According to the current study, adding a combination of Neo + Diclo or Neo + Cele to the anesthetic agent in the perioperative phase might promote the anti-inflammatory characteristics of neostigmine adding to the anti-inflammatory effect of the anaesthetic agent. The clinical implication of such combinations in anesthesia requires more in vivo studies.
The nephrotoxicity of the conventional NSAIDs as well as selective Cox-2 inhibitors is well known, where both Cox isoforms play a crucial role in maintaining renal function homeostasis (48). Accordingly, all treated groups of this study seemed to disturb some kidney functions as seen in the results of serum urea and creatinine, however with normal histopathological appearance of the kidney, which may relate to the low dose of diclofenac and celecoxib used in this study. This comes in accordance with Izhar et al. who claims that the side effects seen by diclofenac and celecoxib are related to their dosing frequency rather than their sensitivity (49).
The effect of Diclo on the liver in the current study has shown, surprisingly, complete safety as reflected on the serum AST, serum ALT and histopathological examination results. Known that diclofenac is usually categorized of being high toxic (50), the normal appearance in this study might be related to the low dose used.

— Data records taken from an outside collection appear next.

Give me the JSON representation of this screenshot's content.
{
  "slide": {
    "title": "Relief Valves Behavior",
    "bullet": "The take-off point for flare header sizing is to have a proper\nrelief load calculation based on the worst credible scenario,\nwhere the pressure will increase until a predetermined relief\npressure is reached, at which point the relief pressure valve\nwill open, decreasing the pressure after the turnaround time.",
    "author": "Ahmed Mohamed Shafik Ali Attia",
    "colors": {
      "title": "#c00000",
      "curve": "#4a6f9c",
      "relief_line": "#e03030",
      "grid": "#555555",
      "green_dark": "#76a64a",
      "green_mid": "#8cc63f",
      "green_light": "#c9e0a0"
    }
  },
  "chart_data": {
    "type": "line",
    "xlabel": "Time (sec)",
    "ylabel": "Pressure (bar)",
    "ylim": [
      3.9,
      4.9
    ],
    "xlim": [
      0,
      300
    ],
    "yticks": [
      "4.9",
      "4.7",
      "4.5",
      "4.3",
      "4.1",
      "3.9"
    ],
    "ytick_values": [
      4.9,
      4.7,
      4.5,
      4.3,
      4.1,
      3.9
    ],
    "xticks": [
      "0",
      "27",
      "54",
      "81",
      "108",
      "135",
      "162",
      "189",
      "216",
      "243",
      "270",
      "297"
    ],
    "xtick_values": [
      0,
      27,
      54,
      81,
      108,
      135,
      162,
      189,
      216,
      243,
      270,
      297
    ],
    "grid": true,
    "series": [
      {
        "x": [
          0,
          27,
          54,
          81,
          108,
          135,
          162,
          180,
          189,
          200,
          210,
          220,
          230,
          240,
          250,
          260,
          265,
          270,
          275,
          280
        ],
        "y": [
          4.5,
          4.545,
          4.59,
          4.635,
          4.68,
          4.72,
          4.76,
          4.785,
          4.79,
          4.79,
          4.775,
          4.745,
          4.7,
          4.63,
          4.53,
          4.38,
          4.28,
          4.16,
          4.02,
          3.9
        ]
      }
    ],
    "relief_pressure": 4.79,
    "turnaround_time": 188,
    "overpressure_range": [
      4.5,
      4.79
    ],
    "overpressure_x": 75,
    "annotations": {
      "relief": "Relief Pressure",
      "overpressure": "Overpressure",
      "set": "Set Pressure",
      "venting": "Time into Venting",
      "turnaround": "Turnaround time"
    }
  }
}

Neostigmine as well as celecoxib appears to disturb liver functions moderately as seen in the serum AST/ALT results and the histopathological pictures. However, combining both drugs has shown to be safer than each drug alone. The hepatotoxicity of celecoxib within therapeutic doses has been intensively studied earlier and it was recommended to be used with caution in patients with liver insufficiency (51).